- Theatrical release poster
- Directed by: Edward Dmytryk
- Written by: Ranald MacDougall
- Based on: La neige en deuil by Henri Troyat
- Starring: Spencer Tracy Robert Wagner
- Cinematography: Franz Planer
- Edited by: Frank Bracht
- Music by: Daniele Amfitheatrof
- Production company: Paramount Pictures
- Distributed by: Paramount Pictures
- Release date: November 14, 1956 (New York City);
- Running time: 105 minutes
- Country: United States
- Language: English
- Budget: $2,119,000
- Box office: $1.8 million (US/Canada rentals)

= The Mountain (1956 film) =

1956 film by Edward Dmytryk

The Mountain is a 1956 American adventure drama film starring Spencer Tracy and Robert Wagner. The supporting cast included Claire Trevor, Richard Arlen, William Demarest, and Anna Kashfi. It is based on La neige en deuil, a 1952 French novel by Henri Troyat which was inspired by the crash of Air India Flight 245 in 1950.

==Plot==
When a passenger plane crashes near the top of Mont Blanc in the French Alps, greedy Christopher Teller decides to go and rob the dead. However, he has no hope of getting to the crash site without the help of his older brother Zachary, a highly skilled mountain climber. Zachary wants to leave the dead in peace, but Chris hounds him until he finally gives in.

When they reach the downed plane, they find one badly injured survivor, an Indian woman. Chris wants to leave her there to die, but Zachary insists on bringing her down the mountain.

On the descent, Chris, ignoring Zachary's warning, tries to cross an unsafe snow bridge and falls to his death. When Zachary gets the woman to his village, he tells everyone that he went up the mountain to rob the plane and forced his brother to go with him, but his friends know better.

==Cast==
- Spencer Tracy as Zachary Teller
- Robert Wagner as Christopher 'Chris' Teller
- Claire Trevor as Marie
- William Demarest as Father Belacchi
- Barbara Darrow as Simone
- Richard Arlen as C.W. Rivial
- E. G. Marshall as Solange
- Anna Kashfi as Hindu Girl
- Richard Garrick as Coloz
- Harry Townes as Joseph
- Stacy Harris as Servoz
- Yves Brainville as André

==Reception==
The film was widely viewed as a captivating adventure spectacular, as far as the essential climb scenes, which dominate the film. Reviewers generally dismissed the surrounding drama as less impressive, and mocked the pairing of actors Tracy and Wagner as brothers, which seemed implausible because of their vastly different ages—though Tracy's performance was uniformly praised. Reviewers (including actual mountain climbers) disagreed over the degree of realism.

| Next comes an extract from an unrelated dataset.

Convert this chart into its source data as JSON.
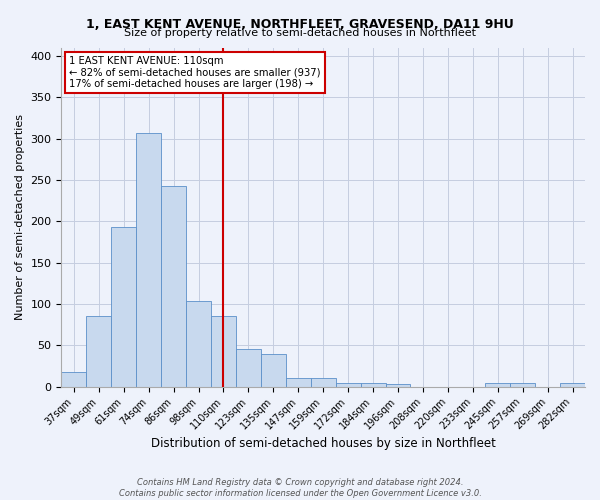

The New York Times lauded the climbing scenes as truly conveying the feeling of climbing the mountain, with some scenes "really terrifying to behold." The reviewer added that the director's use of color and VistaVision effectively conveyed the "magnificent... stunning scenery." Though panning "the drama... fit... around the climbing" [as] "flimsy and hard to take," the Times noted the film was "worth seeing."

Several actual mountain climbers have reviewed the film, including Benjamin Epstein, who wrote in the Los Angeles Times that it "is long on heart [but] short on realism"—a view shared by Colorado writer/climber Candace Horgan. Dismissing the film as "mostly just plain hokey," Epstein acknowledged that Spencer Tracy was "great to watch."